Rice Research Institute of Shenyang Agricultural University, Key Laboratory of Northern Japonica Rice Genetics and Breeding, Ministry of Education and Liaoning Province, Key Laboratory of Northeast Rice Biology and Genetics and Breeding, Ministry of Agriculture , Shenyang, China 110866.
The College of Agriculture, Ibaraki University Ami , Inashiki, Ibaraki 300-0393, Japan.
J Agric Food Chem. 2017 May 31;65(21):4237-4246. doi: 10.1021/acs.jafc.7b00048. Epub 2017 May 19.
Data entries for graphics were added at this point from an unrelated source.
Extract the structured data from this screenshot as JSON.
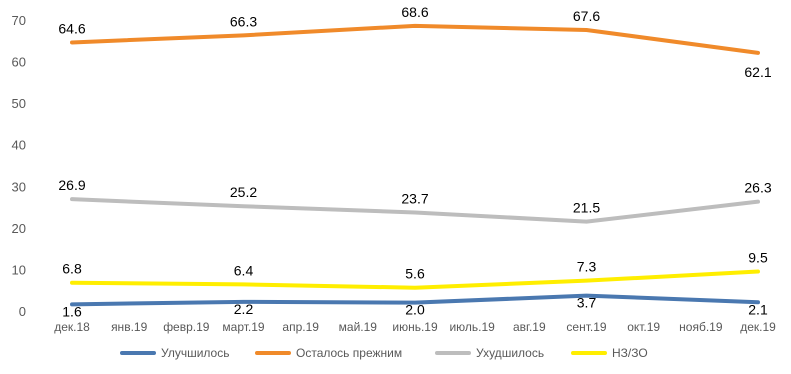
{
  "chart_data": {
    "type": "line",
    "title": "",
    "xlabel": "",
    "ylabel": "",
    "categories": [
      "дек.18",
      "янв.19",
      "февр.19",
      "март.19",
      "апр.19",
      "май.19",
      "июнь.19",
      "июль.19",
      "авг.19",
      "сент.19",
      "окт.19",
      "нояб.19",
      "дек.19"
    ],
    "ylim": [
      0,
      70
    ],
    "yticks": [
      0,
      10,
      20,
      30,
      40,
      50,
      60,
      70
    ],
    "grid": false,
    "legend_position": "bottom",
    "series": [
      {
        "name": "Улучшилось",
        "color": "#4a78b0",
        "values": [
          1.6,
          null,
          null,
          2.2,
          null,
          null,
          2.0,
          null,
          null,
          3.7,
          null,
          null,
          2.1
        ],
        "labels": [
          "1.6",
          null,
          null,
          "2.2",
          null,
          null,
          "2.0",
          null,
          null,
          "3.7",
          null,
          null,
          "2.1"
        ]
      },
      {
        "name": "Осталось прежним",
        "color": "#f08a2a",
        "values": [
          64.6,
          null,
          null,
          66.3,
          null,
          null,
          68.6,
          null,
          null,
          67.6,
          null,
          null,
          62.1
        ],
        "labels": [
          "64.6",
          null,
          null,
          "66.3",
          null,
          null,
          "68.6",
          null,
          null,
          "67.6",
          null,
          null,
          "62.1"
        ]
      },
      {
        "name": "Ухудшилось",
        "color": "#bdbdbd",
        "values": [
          26.9,
          null,
          null,
          25.2,
          null,
          null,
          23.7,
          null,
          null,
          21.5,
          null,
          null,
          26.3
        ],
        "labels": [
          "26.9",
          null,
          null,
          "25.2",
          null,
          null,
          "23.7",
          null,
          null,
          "21.5",
          null,
          null,
          "26.3"
        ]
      },
      {
        "name": "НЗ/ЗО",
        "color": "#ffee00",
        "values": [
          6.8,
          null,
          null,
          6.4,
          null,
          null,
          5.6,
          null,
          null,
          7.3,
          null,
          null,
          9.5
        ],
        "labels": [
          "6.8",
          null,
          null,
          "6.4",
          null,
          null,
          "5.6",
          null,
          null,
          "7.3",
          null,
          null,
          "9.5"
        ]
      }
    ]
  }
}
Viscosity, a crucial characteristic for rice palatability, is affected by endosperm characters. We compared correlations between differences in viscosity of japonica rice with various palatability and endosperm characters. Changes in apparent amylose and protein contents (AAC% and PC%, respectively) and amylopectin side-chain distribution and the relationship of these traits with palatability were investigated in superior and inferior spikelets of good cultivars with low amylose content from Hokkaido and common cultivars from northeastern Japan, using rapid visco analyzer characteristics and rice-grain microstructures. Significant differences occurred in PC%, AAC%, breakdown, setback, peak time, and pasting temperature of different cultivars and grain positions. Amylopectin components showed remarkable differences in grain surfaces, surface layers, and section structure between the grain varieties. Hokkaido cultivars showed better viscosity than northeastern cultivars, particularly initial stage grains. Correlation analysis indicated viscosity was mainly AAC%-dependent, whereas differences in endosperm characteristics between spikelet positions were mainly due to grain-filling temperature.
黏度是稻米口感的一个重要特性,受胚乳特性的影响。我们比较了不同口感和胚乳特性的粳稻黏度差异之间的相关性。利用快速黏度分析仪特性和稻米微观结构,对北海道低直链淀粉含量优良品种和日本东北部普通品种的优、劣颖花之间的表观直链淀粉含量和蛋白质含量(AAC%和 PC%,分别)以及支链淀粉侧链分布的变化及其与口感的关系进行了研究。不同品种和粒位的 PC%、AAC%、崩解值、回冷值、峰值时间和糊化温度均存在显著差异。直链淀粉成分在粒面、表层和截面结构上均存在显著差异。北海道品种的黏度优于东北地区品种,特别是初期粒。相关分析表明,黏度主要与 AAC%有关,而颖花位置之间的胚乳特性差异主要是由于灌浆温度不同所致。